BENGALURU:
The euro has emerged as a surprise winner of the recent tariff-induced market turmoil, confounding the earlier consensus by surging to a three-year high against the dollar as Europe proves a relatively safe bet amid the global chaos.
Driving the currency’s move is global investors’ growing nervousness about owning US assets, causing them to sell and move money back home. In Europe, the flows are boosting the euro. “Money flows have become vastly bigger than trading flows,” said Kit Juckes, chief FX strategist at Societe Generale.
“If the US government causes equities to fall and reduces the profitability of US companies, we should ask ourselves whether the rest of the world still wants to put all of its money in American bonds or equities.” The euro has gained more than 5% on the dollar since April 1, the day before US President Donald Trump introduced new 10% baseline tariffs on all economies and slapped duties totalling 20% on the European Union.
Trump’s decision to pause the higher levies for 90 days on Thursday fuelled the biggest single-day jump in the euro since 2015. By Friday it had hit a three-year high above $1.14, building on the rally that had started weeks earlier after Germany announced a massive spending plan.
While policymakers in the region are talking up their currency as a global player, becoming a currency of choice could hurt European exporters which have benefited from a cheaper euro during global economic slowdowns, analysts warn.
Its strength has been broad, hitting a 17-month high versus Britain’s pound and trading around 11-year highs on China’s yuan, which has taken it to a record on a trade-weighted basis.
Safe havens like the Japanese yen and Swiss franc have also strengthened. But unlike those currencies, the euro normally weakens against the dollar in times of stress.
What’s more, at the start of the year, the euro was trading around $1.03, and analysts then expected it to fall below $1 if tariffs were imposed. These bets are now being dramatically reassessed.
Repatriation
There is plenty to sell. Foreign holdings of US assets had surged to $62 trillion in 2024 from $13 trillion a decade earlier as international investors flocked to outperforming American stocks, bonds and real estate.
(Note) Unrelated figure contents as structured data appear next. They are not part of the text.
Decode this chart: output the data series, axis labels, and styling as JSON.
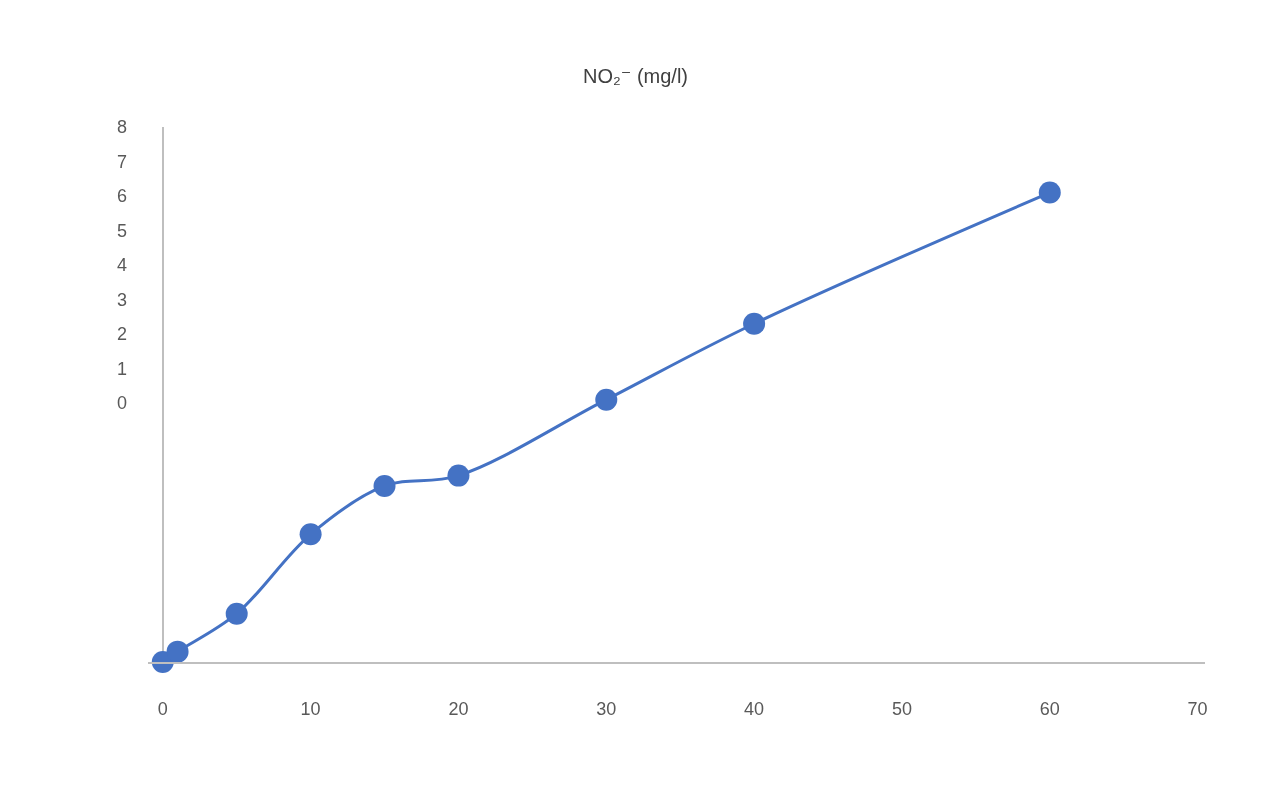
{
  "chart_data": {
    "type": "line",
    "title": "NO₂⁻ (mg/l)",
    "x": [
      0,
      1,
      5,
      10,
      15,
      20,
      30,
      40,
      60
    ],
    "series": [
      {
        "color": "#4472c4",
        "values": [
          -7.5,
          -7.2,
          -6.1,
          -3.8,
          -2.4,
          -2.1,
          0.1,
          2.3,
          6.1
        ]
      }
    ],
    "xlim": [
      -1,
      70.5
    ],
    "xticks": [
      0,
      10,
      20,
      30,
      40,
      50,
      60,
      70
    ],
    "ylim": [
      -7.5,
      8
    ],
    "yticks": [
      0,
      1,
      2,
      3,
      4,
      5,
      6,
      7,
      8
    ],
    "grid": false,
    "legend": false,
    "marker": "circle",
    "line_style": "solid"
  }
}
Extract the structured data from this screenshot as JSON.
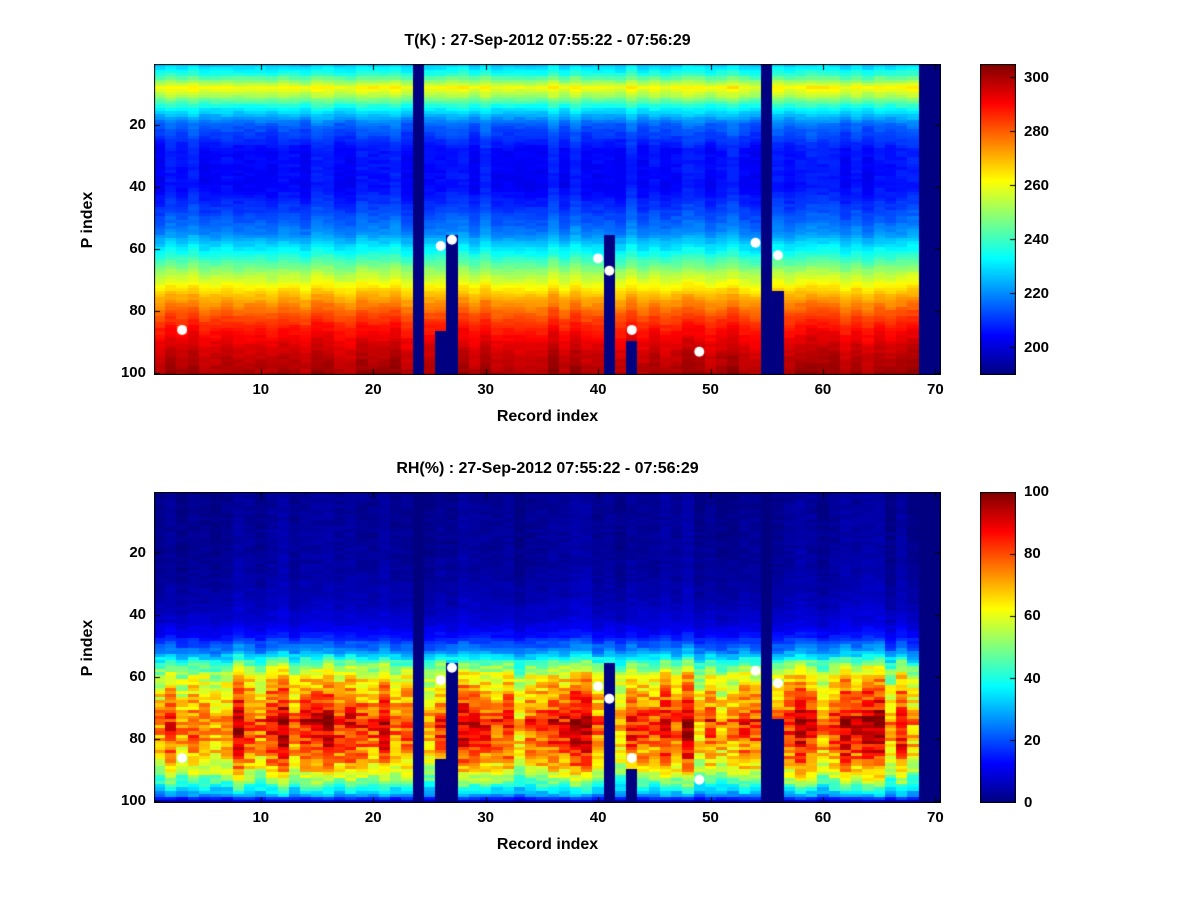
{
  "figure": {
    "background_color": "#ffffff",
    "text_color": "#000000"
  },
  "chart_data": [
    {
      "type": "heatmap",
      "title": "T(K) : 27-Sep-2012 07:55:22 - 07:56:29",
      "xlabel": "Record index",
      "ylabel": "P index",
      "colormap": "jet",
      "n_records": 70,
      "n_levels": 100,
      "y_axis_reversed": true,
      "x_ticks": [
        10,
        20,
        30,
        40,
        50,
        60,
        70
      ],
      "y_ticks": [
        20,
        40,
        60,
        80,
        100
      ],
      "color_limits": [
        190,
        305
      ],
      "colorbar_ticks": [
        200,
        220,
        240,
        260,
        280,
        300
      ],
      "vertical_profile": {
        "p_index": [
          1,
          4,
          8,
          11,
          15,
          20,
          28,
          40,
          48,
          55,
          60,
          65,
          70,
          75,
          80,
          85,
          90,
          95,
          100
        ],
        "value": [
          228,
          238,
          262,
          252,
          232,
          216,
          206,
          205,
          212,
          220,
          232,
          245,
          258,
          270,
          280,
          288,
          294,
          298,
          301
        ]
      },
      "noise": {
        "column": 2.5,
        "cell": 1.6,
        "scale_by_value": false
      },
      "missing_columns": [
        {
          "record": 24,
          "from_p": 1
        },
        {
          "record": 26,
          "from_p": 87
        },
        {
          "record": 27,
          "from_p": 56
        },
        {
          "record": 41,
          "from_p": 56
        },
        {
          "record": 43,
          "from_p": 90
        },
        {
          "record": 55,
          "from_p": 1
        },
        {
          "record": 56,
          "from_p": 74
        },
        {
          "record": 69,
          "from_p": 1
        },
        {
          "record": 70,
          "from_p": 1
        }
      ],
      "markers": {
        "shape": "circle",
        "color": "#ffffff",
        "points": [
          [
            3,
            86
          ],
          [
            26,
            59
          ],
          [
            27,
            57
          ],
          [
            40,
            63
          ],
          [
            41,
            67
          ],
          [
            43,
            86
          ],
          [
            49,
            93
          ],
          [
            54,
            58
          ],
          [
            56,
            62
          ]
        ]
      }
    },
    {
      "type": "heatmap",
      "title": "RH(%) : 27-Sep-2012 07:55:22 - 07:56:29",
      "xlabel": "Record index",
      "ylabel": "P index",
      "colormap": "jet",
      "n_records": 70,
      "n_levels": 100,
      "y_axis_reversed": true,
      "x_ticks": [
        10,
        20,
        30,
        40,
        50,
        60,
        70
      ],
      "y_ticks": [
        20,
        40,
        60,
        80,
        100
      ],
      "color_limits": [
        0,
        100
      ],
      "colorbar_ticks": [
        0,
        20,
        40,
        60,
        80,
        100
      ],
      "vertical_profile": {
        "p_index": [
          1,
          25,
          35,
          42,
          47,
          52,
          56,
          60,
          65,
          70,
          74,
          78,
          82,
          86,
          90,
          94,
          98,
          100
        ],
        "value": [
          2,
          3,
          5,
          8,
          14,
          28,
          48,
          62,
          70,
          76,
          86,
          82,
          78,
          72,
          62,
          48,
          28,
          4
        ]
      },
      "noise": {
        "column": 12,
        "cell": 9,
        "scale_by_value": true
      },
      "missing_columns": [
        {
          "record": 24,
          "from_p": 1
        },
        {
          "record": 26,
          "from_p": 87
        },
        {
          "record": 27,
          "from_p": 56
        },
        {
          "record": 41,
          "from_p": 56
        },
        {
          "record": 43,
          "from_p": 90
        },
        {
          "record": 55,
          "from_p": 1
        },
        {
          "record": 56,
          "from_p": 74
        },
        {
          "record": 69,
          "from_p": 1
        },
        {
          "record": 70,
          "from_p": 1
        }
      ],
      "markers": {
        "shape": "circle",
        "color": "#ffffff",
        "points": [
          [
            3,
            86
          ],
          [
            26,
            61
          ],
          [
            27,
            57
          ],
          [
            40,
            63
          ],
          [
            41,
            67
          ],
          [
            43,
            86
          ],
          [
            49,
            93
          ],
          [
            54,
            58
          ],
          [
            56,
            62
          ]
        ]
      }
    }
  ]
}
The euro area accounts for the biggest share of foreign ownership of US assets when broken down by currency, according to data from Adam Pickett, Citi’s head of global macro strategy. “I think this story can run as long as the reallocation runs,” he said, drawing comparison with late 2022, when European stocks outperformed the S&P 500 for around six months and the euro gained around 10%.
“Then there are lots of pie-in-the-sky type discussions around whether the isolationism and lack of trust in US institutions means, longer-term, people are less confident in holding on to US assets. That’s a much more difficult story to map out.” There are indeed many moving parts in very volatile markets and not everyone agrees on how things will develop.
“A shift out of US assets in a secular long-term sense is not something that can be engineered in a week,” said Lefteris Farmakis, senior FX strategist at Barclays. Instead, traders were re-evaluating their earlier view that the euro would be among the harder-hit currencies from tariffs, he said, and this accounted for the strength of the rally.